Prior to the trip to Utah in early May, Secretary Zinke opened up a formal public comment period where members of the public could submit their statements regarding all monuments to the Secretary. The was the first time ever that a formal public comment period was set up for monuments designated under the Antiquities Act.

“Local input is absolutely critical when it comes to federal land management decisions and as such, I’m extending the public comment period for Bears Ears. I want every advocate to have their voice heard,” said Secretary Zinke.

Due to the 120-day final review period for Bears Ears National Monument, the formal public comment period for Bears Ears will be extended through July 10th and will close with the overall comment period. Comments may be submitted on regulations.gov or by traditional mail. If an individual submitted a comment on Bears Ears during the initial comment period, they do not need to resubmit.

Executive Order 13792:

Executive Order 13792 of April 26, 2017 (82 FR 20429, May 1, 2017), directs the Secretary of the Interior to review certain National Monuments designated or expanded under the Antiquities Act of 1906, 54 U.S.C. 320301-320303 (Act). Specifically, Section 2 of the Executive Order directs the Secretary to conduct a review of all Presidential designations or expansions of designations under the Antiquities Act made since January 1, 1996, where the designation covers more than 100,000 acres, where the designation after expansion covers more than 100,000 acres, or where the Secretary determines that the designation or expansion was made without adequate public outreach and coordination with relevant stakeholders, to determine whether each designation or expansion conforms to the policy set forth in section 1 of the order. Among other provisions, Section 1 states that designations should reflect the Act’s “requirements and original objectives” and “appropriately balance the protection of landmarks, structures, and objects against the appropriate use of Federal lands and the effects on surrounding lands and communities.”  82 FR 20429 (May 1, 2017). 

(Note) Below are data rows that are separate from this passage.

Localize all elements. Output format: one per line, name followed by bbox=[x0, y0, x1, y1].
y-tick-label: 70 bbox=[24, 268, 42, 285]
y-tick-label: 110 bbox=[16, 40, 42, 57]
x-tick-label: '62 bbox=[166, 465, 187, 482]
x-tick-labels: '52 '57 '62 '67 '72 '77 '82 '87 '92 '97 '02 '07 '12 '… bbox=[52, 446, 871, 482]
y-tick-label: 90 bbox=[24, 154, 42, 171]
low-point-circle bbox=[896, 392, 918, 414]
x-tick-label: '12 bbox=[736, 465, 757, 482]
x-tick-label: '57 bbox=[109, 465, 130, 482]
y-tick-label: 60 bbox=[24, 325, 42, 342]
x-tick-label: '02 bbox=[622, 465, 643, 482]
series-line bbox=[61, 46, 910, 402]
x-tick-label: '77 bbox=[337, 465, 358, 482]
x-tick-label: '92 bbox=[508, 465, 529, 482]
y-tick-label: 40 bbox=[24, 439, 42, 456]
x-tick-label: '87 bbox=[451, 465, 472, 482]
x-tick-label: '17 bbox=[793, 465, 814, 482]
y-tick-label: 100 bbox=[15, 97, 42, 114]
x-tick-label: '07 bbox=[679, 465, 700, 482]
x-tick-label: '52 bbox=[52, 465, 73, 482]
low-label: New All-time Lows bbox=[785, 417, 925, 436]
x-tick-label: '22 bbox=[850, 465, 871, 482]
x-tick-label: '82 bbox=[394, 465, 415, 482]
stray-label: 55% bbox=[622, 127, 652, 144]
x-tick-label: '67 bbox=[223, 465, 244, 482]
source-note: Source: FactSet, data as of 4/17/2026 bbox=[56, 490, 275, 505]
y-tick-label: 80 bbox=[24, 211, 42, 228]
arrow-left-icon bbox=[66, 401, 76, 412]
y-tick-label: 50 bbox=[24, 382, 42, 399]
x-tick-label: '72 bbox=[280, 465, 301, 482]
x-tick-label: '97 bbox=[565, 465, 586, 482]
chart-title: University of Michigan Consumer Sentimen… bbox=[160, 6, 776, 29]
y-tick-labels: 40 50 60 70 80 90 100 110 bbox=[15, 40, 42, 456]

In making the requisite determinations, the Secretary is directed to consider:

(i)    the requirements and original objectives of the Act, including the Act’s requirement that reservations of land not exceed “the smallest area compatible with the proper care and management of the objects to be protected”;
(ii)   whether designated lands are appropriately classified under the Act as “historic landmarks, historic and prehistoric structures, [or] other objects of historic or scientific interest”;
(iii)  the effects of a designation on the available uses of designated Federal lands, including consideration of the multiple-use policy of section 102(a)(7) of the Federal Land Policy and Management Act (43 U.S.C. 1701(a)(7)), as well as the effects on the available uses of Federal lands beyond the monument boundaries;
(iv)   the effects of a designation on the use and enjoyment of non-Federal lands within or beyond monument boundaries;
(v)    concerns of State, tribal, and local governments affected by a designation, including the economic development and fiscal condition of affected States, tribes, and localities;
(vi)   the availability of Federal resources to properly manage designated areas; and
(vii)  such other factors as the Secretary deems appropriate.